Photos by john larson
STANDING WATCH. Fern Hill residents Pat Lloyd, left, and Tabitha Gamboa were at the corner of South 96th Street and Pacific Avenue during the anti-crime rally.
More than 150 individuals hit street corners in the South End and East Side to send a message to criminals that they are not welcome during Safe Streets’ third annual March Against Crime on June 26.
The event began with several short speeches in the parking lot of the Union 76 gas station at the intersection of Pacific Avenue and South 64th Street.
State Representative Steve Conway told the crowd that neighbors getting organized has helped contain crime problems where he lives in Fern Hill.
“Our message is we are watching,” Conway said. “We are keeping South Tacoma a healthy place for families. We are going to keep working on this.”
“We cannot just arrest our way out of the problems, or prosecute our way out,” said Mark Lindquist, chief criminal deputy prosecutor with Pierce County. “The community needs to be part of the solution. This helps us in our job. Our job is easier when we have this type of support.”
“I am thrilled to see citizens come out and take responsibility to make your community safe,” said Captain Mark Langford of Tacoma Police Department. He expressed gratitude to the officers who patrol this part of the city. “They are the boots on the ground that will solve your problems.”
Jim and Claudia Dove live near the intersection of South 59th and South ‘I’ streets. This marked their first involvement with the event. The Doves want to form a Safe Streets group because of increased drug activity in rental housing units in their neighborhood.
“It is all around us,” Claudia Dove said. “This is our way of getting started. This is one way to help the neighborhood.”

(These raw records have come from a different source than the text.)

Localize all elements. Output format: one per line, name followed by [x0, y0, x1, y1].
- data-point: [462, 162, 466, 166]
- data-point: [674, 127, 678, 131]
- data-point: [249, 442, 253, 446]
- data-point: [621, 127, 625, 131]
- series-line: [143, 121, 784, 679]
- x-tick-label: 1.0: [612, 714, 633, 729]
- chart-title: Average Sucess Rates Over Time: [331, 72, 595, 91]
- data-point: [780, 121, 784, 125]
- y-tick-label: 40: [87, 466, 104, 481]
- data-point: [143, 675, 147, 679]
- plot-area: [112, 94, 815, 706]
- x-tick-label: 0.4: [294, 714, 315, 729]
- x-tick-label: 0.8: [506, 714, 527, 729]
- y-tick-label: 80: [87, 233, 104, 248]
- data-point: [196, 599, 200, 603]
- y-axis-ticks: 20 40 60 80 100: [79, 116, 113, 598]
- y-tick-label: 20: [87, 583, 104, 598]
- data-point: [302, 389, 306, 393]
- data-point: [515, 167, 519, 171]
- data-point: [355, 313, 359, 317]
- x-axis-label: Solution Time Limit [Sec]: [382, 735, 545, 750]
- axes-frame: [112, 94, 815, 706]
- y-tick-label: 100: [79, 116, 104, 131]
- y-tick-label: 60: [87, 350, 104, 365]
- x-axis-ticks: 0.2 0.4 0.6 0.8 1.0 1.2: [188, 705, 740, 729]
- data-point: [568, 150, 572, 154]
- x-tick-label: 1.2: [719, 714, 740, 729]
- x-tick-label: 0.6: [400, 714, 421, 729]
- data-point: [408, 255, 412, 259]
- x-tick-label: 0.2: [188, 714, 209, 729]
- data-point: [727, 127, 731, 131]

Jane Dudley said vandalism of vacant houses is a growing problem. The number of such homes is on the increase in this section of the city being hit hard by the foreclosure crisis. “We would like to see real estate agents and bankers take more responsibility for these properties,” said Dudley, a coordinator with Tacoma East Side Action Membership. She observes less prostitution and public intoxication in her neighborhood than in the past.

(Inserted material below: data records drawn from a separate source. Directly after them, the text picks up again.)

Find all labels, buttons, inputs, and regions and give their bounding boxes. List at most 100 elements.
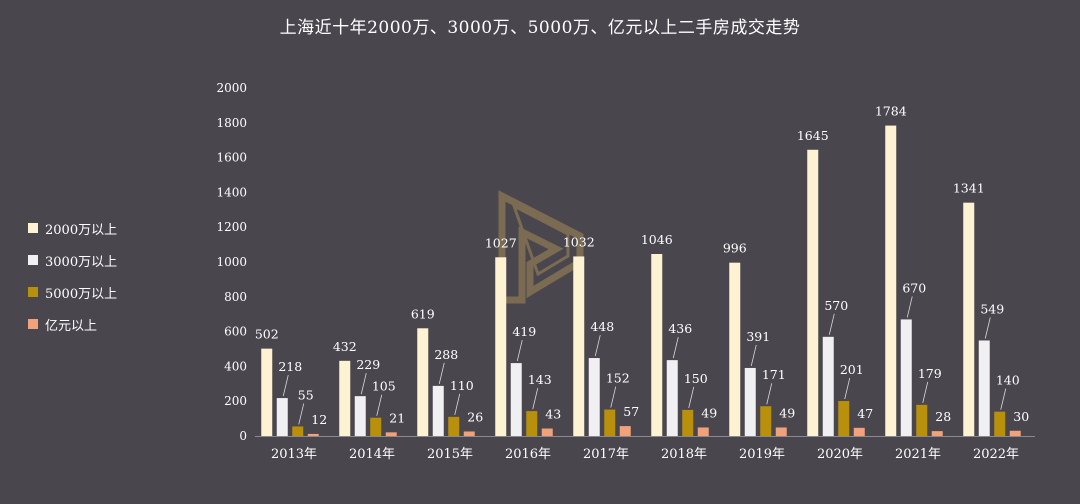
data-label: 28 bbox=[935, 409, 951, 424]
bar bbox=[931, 431, 943, 436]
bar bbox=[807, 149, 819, 436]
data-label: 391 bbox=[746, 329, 770, 344]
bar bbox=[760, 406, 772, 436]
y-tick-label: 200 bbox=[224, 394, 247, 408]
data-label: 55 bbox=[298, 387, 314, 402]
x-tick-label: 2019年 bbox=[739, 447, 785, 462]
legend-swatch bbox=[28, 319, 38, 329]
bar bbox=[963, 202, 975, 436]
legend-swatch bbox=[28, 287, 38, 297]
y-tick-label: 1600 bbox=[216, 151, 247, 165]
bar bbox=[666, 360, 678, 436]
data-label: 152 bbox=[606, 371, 630, 386]
data-label: 105 bbox=[372, 379, 396, 394]
data-label: 1046 bbox=[641, 232, 673, 247]
x-tick-label: 2016年 bbox=[505, 447, 551, 462]
bar bbox=[604, 409, 616, 436]
x-tick-label: 2015年 bbox=[427, 447, 473, 462]
bar bbox=[619, 426, 631, 436]
label-leader-line bbox=[532, 388, 539, 410]
label-leader-line bbox=[594, 334, 601, 357]
data-label: 12 bbox=[311, 412, 327, 427]
x-tick-label: 2021年 bbox=[895, 447, 941, 462]
data-label: 1032 bbox=[563, 234, 595, 249]
bar bbox=[900, 319, 912, 436]
y-tick-label: 0 bbox=[239, 429, 247, 443]
y-tick-label: 400 bbox=[224, 359, 247, 373]
legend-swatch bbox=[28, 223, 38, 233]
data-label: 229 bbox=[356, 357, 380, 372]
bar bbox=[978, 340, 990, 436]
data-label: 1645 bbox=[797, 128, 829, 143]
label-leader-line bbox=[438, 362, 445, 384]
watermark-logo bbox=[498, 190, 584, 304]
y-tick-label: 1000 bbox=[216, 255, 247, 269]
legend-label: 3000万以上 bbox=[45, 254, 118, 270]
data-label: 43 bbox=[545, 407, 561, 422]
bar bbox=[261, 348, 273, 436]
data-label: 570 bbox=[824, 298, 848, 313]
data-label: 996 bbox=[723, 241, 747, 256]
label-leader-line bbox=[282, 374, 289, 397]
data-label: 288 bbox=[434, 347, 458, 362]
bar bbox=[1009, 430, 1021, 436]
label-leader-line bbox=[844, 377, 851, 400]
data-label: 179 bbox=[918, 366, 942, 381]
data-label: 549 bbox=[980, 301, 1004, 316]
bar bbox=[775, 427, 787, 436]
label-leader-line bbox=[610, 386, 617, 408]
label-leader-line bbox=[454, 393, 461, 415]
label-leader-line bbox=[298, 403, 305, 425]
bar bbox=[354, 396, 366, 436]
label-leader-line bbox=[766, 383, 773, 405]
bar bbox=[573, 256, 585, 436]
legend-label: 亿元以上 bbox=[45, 318, 98, 334]
bar bbox=[853, 427, 865, 436]
y-tick-label: 2000 bbox=[216, 81, 247, 95]
y-tick-label: 600 bbox=[224, 325, 247, 339]
data-label: 419 bbox=[512, 324, 536, 339]
data-label: 502 bbox=[255, 327, 279, 342]
bar bbox=[526, 411, 538, 436]
label-leader-line bbox=[516, 340, 523, 362]
legend-item: 3000万以上 bbox=[28, 244, 117, 276]
chart-title: 上海近十年2000万、3000万、5000万、亿元以上二手房成交走势 bbox=[279, 18, 801, 38]
bar bbox=[697, 427, 709, 436]
data-label: 171 bbox=[762, 367, 786, 382]
legend-item: 5000万以上 bbox=[28, 276, 117, 308]
label-leader-line bbox=[1000, 388, 1007, 410]
bar bbox=[370, 417, 382, 436]
legend: 2000万以上 3000万以上 5000万以上 亿元以上 bbox=[28, 212, 117, 340]
data-label: 1341 bbox=[953, 181, 985, 196]
x-tick-label: 2022年 bbox=[973, 447, 1019, 462]
x-tick-label: 2013年 bbox=[271, 447, 317, 462]
x-tick-label: 2020年 bbox=[817, 447, 863, 462]
label-leader-line bbox=[360, 373, 367, 395]
bar bbox=[339, 360, 351, 436]
label-leader-line bbox=[906, 296, 913, 318]
bar bbox=[292, 426, 304, 436]
legend-swatch bbox=[28, 255, 38, 265]
x-tick-label: 2017年 bbox=[583, 447, 629, 462]
bar bbox=[838, 401, 850, 436]
label-leader-line bbox=[376, 394, 383, 416]
x-tick-label: 2018年 bbox=[661, 447, 707, 462]
label-leader-line bbox=[984, 317, 991, 339]
data-label: 57 bbox=[623, 404, 639, 419]
data-label: 30 bbox=[1013, 409, 1029, 424]
data-label: 1784 bbox=[875, 104, 907, 119]
bar bbox=[651, 253, 663, 436]
data-label: 49 bbox=[701, 405, 717, 420]
legend-label: 5000万以上 bbox=[45, 286, 118, 302]
data-label: 150 bbox=[684, 371, 708, 386]
bar bbox=[385, 432, 397, 436]
bar bbox=[885, 125, 897, 437]
data-label: 26 bbox=[467, 409, 483, 424]
data-label: 21 bbox=[389, 410, 405, 425]
bar bbox=[541, 428, 553, 436]
bar bbox=[276, 398, 288, 436]
data-label: 670 bbox=[902, 280, 926, 295]
label-leader-line bbox=[750, 344, 757, 367]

Several members of the Fern Hill Alliance chapter of Safe Streets were at the corner of South 96th Street and Pacific Avenue, the southern boundary of Tacoma.
Pat Lloyd affirmed that courts are giving more sections of Pacific the stay out of areas of prostitution designation, a tactic used to keep people with a history of arrests for prostitution away from problems areas. She said the result is prostitutes are now plying their trade on side streets away from the busy thoroughfare.
Recently a neighbor’s children observed a prostitute and customer in a car next to the playground. “It is an ongoing challenge,” Lloyd said. “Our police force is really challenged.”
Events like the anti-crime rally help by raising awareness. “It lets people know what the concerns are and points out what we can do,” Lloyd said.
As pressure mounts from organized groups in the city, it pushes some criminal activity across the city limits into unincorporated Pierce County. Lloyd said to counter this Safe Streets is organizing neighborhoods outside the city limits.